Sequencing Data and Analysis of Rare Variants

Genotyping arrays can be obtained at pre-selected sites for each sample. Ex. Genotyping sites known to be polymorphic based on prior sequencing.

Sequencing is obtaining "every" base in the exome or genome for each sample. Most of the sequence is identical across samples. This is used to find locations that are polymorphic, or differ across samples.

Whole Genome Sequencing

image-1668973412196.png

Genome: ~3GB per individual

Advantage - whole genome coverage
Disadvantage - cost ~$1000 for 30x, limited interpretability

Whole "Exome" Sequencing

image-1668973539321.png

Exome: ~33MB per individual

Advantage: Covers protein coding regions, interpretable variation, cost ~$500
Disadvantage: Missing 99% genome coverage

VCF Format

Variant Calling File (VCF) is a standard format for storing sequencing data. It includes genotypes for all sites where at least one individual had alleles different from references alleles for all individuals in the study.
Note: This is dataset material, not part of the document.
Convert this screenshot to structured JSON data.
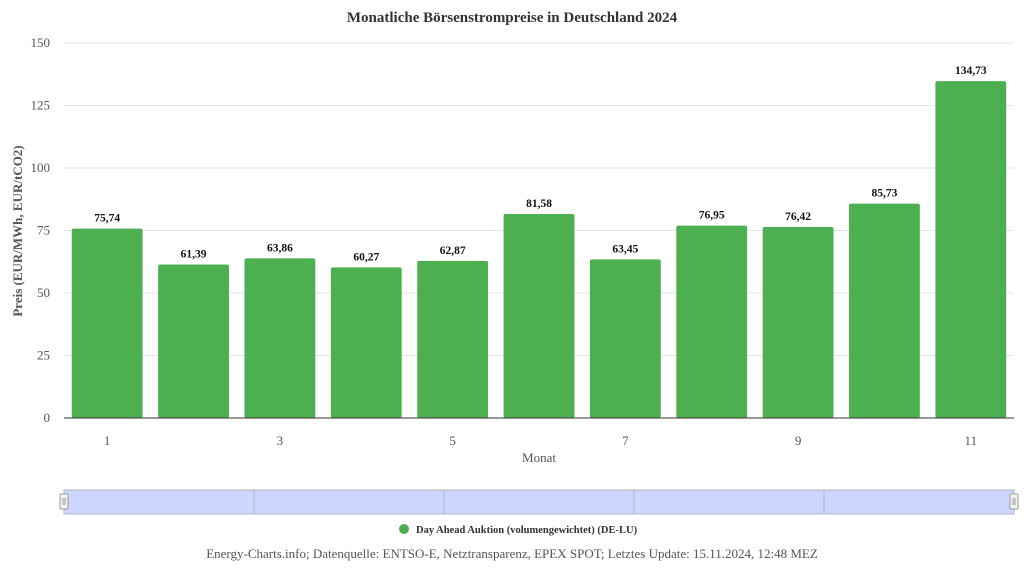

Every VCF file has three parts in the following order:

  • Meta-information lines or Header (begins with ##)
  • Last Meta-information line: Record Header (line beginning with #CHROM)
  • Data lines (Body) contain marker and genotype data (one variant per line)
    • A data line is called a VCF record
    • Each VCF record has the same number of tab-seperated fields as the record header line
    • The symbol "." is used to denote missing data

image-1668981799141.png

The first nine columns of the data record give information about the variants:
1. CHROM – the chromosome number/id
2. POS – the genome coordinate of the first base in the variant.
Within a chromosome, VCF records are sorted in order of increasing position.
3. ID – a semicolon-separated list of marker identifiers (often rsid)
4. REF – the reference allele expressed as a sequence of one or more A/C/G/T nucleotides (e.g. "A" or "AAC")
5. ALT – the alternate allele expressed as a sequence of one or more A/C/G/T nucleotides (e.g. "A" or "AAC"). If there is more than one alternate allele, the field is a comma-separated list of all alternate alleles.
6. QUAL - The Phred-scaled probability that a REF/ALT polymorphism exists at this site given sequencing data. A value of 10 indicates a 1 in 10^1 chance of error, 50 indicates 10^5 chance of error, etc.
image-1668982098663.png
7. FILTER - Either "PASS" or a semicolon-separated list of failed quality control filters
8. INFO - Values in INFO are defined in the header. Contains additional information about the variant represented as tag-value pairs, where the tag and value are separated by an equals sign, and pairs are separated by colons. Usually it is information summarized from the samples, but can also include information from other sources such as population frequencies from a database.
9. FORMAT - Explanation of information in FORMAT are defined in the header. As for INFO, a colon-separated list. Describes the format of the data reported for each sample in the file.